# Correct way to compare two (very) different regression models?

I'm working with some piecewise linear regression models, and I'd like to compare their predictions with those produced by multiple (weighted) linear regression models. Both models describe the same physical system, but have very different parameterizations of the independent variable. The two different parameterizations are such that the averages of the independent variables are much different--that is, call $x_1$ the independent variables under the first parameterization, and $x_2$ the ind. vars. under the second parameterization. Generally, I have $\mathbb{E}x_1 \gg \mathbb{E}x_2$. This (in turn) means that the model coefficients may be very different.

Additionally, it is sometimes the case that the piecewise linear regression may have a segment with slope = 0 and intercept = 0, which would seem to cause a problem for a statistic like CVRMSE.

The best way I can think to compare these two models is to just use a training and a test set, but then, I'm not sure what statistic I should compute to (algorithmically) say "this one is better". Is there a better way to discriminate between these two models in an a priori way?

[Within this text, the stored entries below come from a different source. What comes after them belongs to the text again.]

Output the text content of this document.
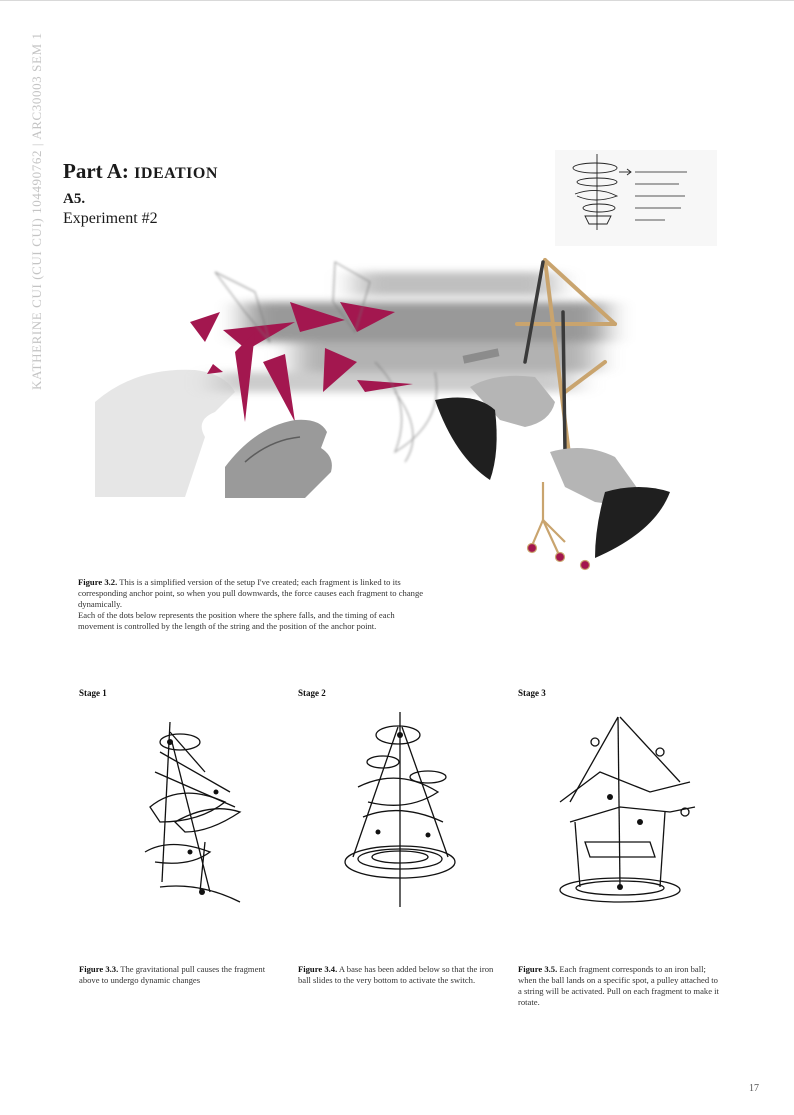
KATHERINE CUI (CUI CUI) 104490762 | ARC30003 SEM 1 Part A: IDEATION
A5.
Experiment #2
Figure 3.2. This is a simplified version of the setup I've created; each fragment is linked to its corresponding anchor point, so when you pull downwards, the force causes each fragment to change dynamically.
Each of the dots below represents the position where the sphere falls, and the timing of each movement is controlled by the length of the string and the position of the anchor point.
Stage 1	Stage 2	Stage 3
Figure 3.3. The gravitational pull causes the fragment above to undergo dynamic changes
Figure 3.4. A base has been added below so that the iron ball slides to the very bottom to activate the switch.
Figure 3.5. Each fragment corresponds to an iron ball; when the ball lands on a specific spot, a pulley attached to a string will be activated. Pull on each fragment to make it rotate.
17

• The dependent variable, however, stays the same? How many independent variables do you have in each model? I think you can use AIC (Akaike Information Criterion) for comparing your models, as long as $Y$ stays the same. Sep 23, 2013 at 19:21
• Ahh great. The Y values are indeed the same. If you put this in an answer I can accept it :) Sep 23, 2013 at 21:24
• Is the likelihood the same on both cases? If so, you can use the test likelihood. Sep 24, 2013 at 13:01

Since the two models are not nested (that is, the independent variables of one model are not a subset of independent variables of the other model), one cannot use a maximum likelihood test. However, you can consider the AIC (Akaike Information Criterion) or one of its variants. If you have likelihoods of your models, let's call them $\mathcal{L}_1$ and $\mathcal{L}_2$, you can easily calculate the AIC's of your models with

$AIC_{1} = -2 \log(\mathcal{L}_1) + 2\cdot K_1$

where $K_1$ is the number of estimable parameters in the first model. Now, a single AIC value is not informative, or, rather, it is only informative relative to alternative models. Therefore often, when you have several models, one calculates the differences of the AICs of models relative to the AIC of the model with the smallest AIC:

$\Delta_i = AIC_i - AIC_{min}$

Now, you will not have a statistical test to compare these values. This is the information-theoretic approach, which is a different thing from the Neyman-Pearson hypothesis testing framework, and the two should not be mixed (Anderson 2001). However, there are some rules of thumb as to what is the magnitute of a delta that one considers "significant" (but in the common meaning of the word, and not as in "statistically significant"). In "Model selection and multimodel inference", Burnham and Anderson present the following table:

Delta_i     Level of empirical support of model i
0-2          Substantial
4-7          Considerably less
> 10         Essentially none


That is, if the difference of AIC of your two models is 4-7, you can assume that one of the model is "considerably" better supported by evidence than the other one. In fact, the authors state that

It seems best not to associate the words significant or rejected with results under an information-theoretic paradigm. Questions concerning the strength of evidence for the models in the set are best addressed using the evidence ratio as well as an analysis of residuals, adjusted $R^2$ and other model diagnostics or descriptive statistics.

The variants of AIC include $AIC_c$ (or c-AIC) which is suitable for small sample sizes, and QAIC (for overdispersed count data).

There are alternatives, of course, which allow you actually to do hypothesis testing. See for example this question.

• It seems to me that the larger delta-i is the larger the empirical support is for one model over the other. E.g. >10 is "substantial support" rather than "Essentially None" (and the reverse for <4). Am I misunderstanding your wording or is the scale just listed backwards? Apr 9, 2022 at 18:48

You might be interesting in taking a look at the Vuong's test and the subsequent literature.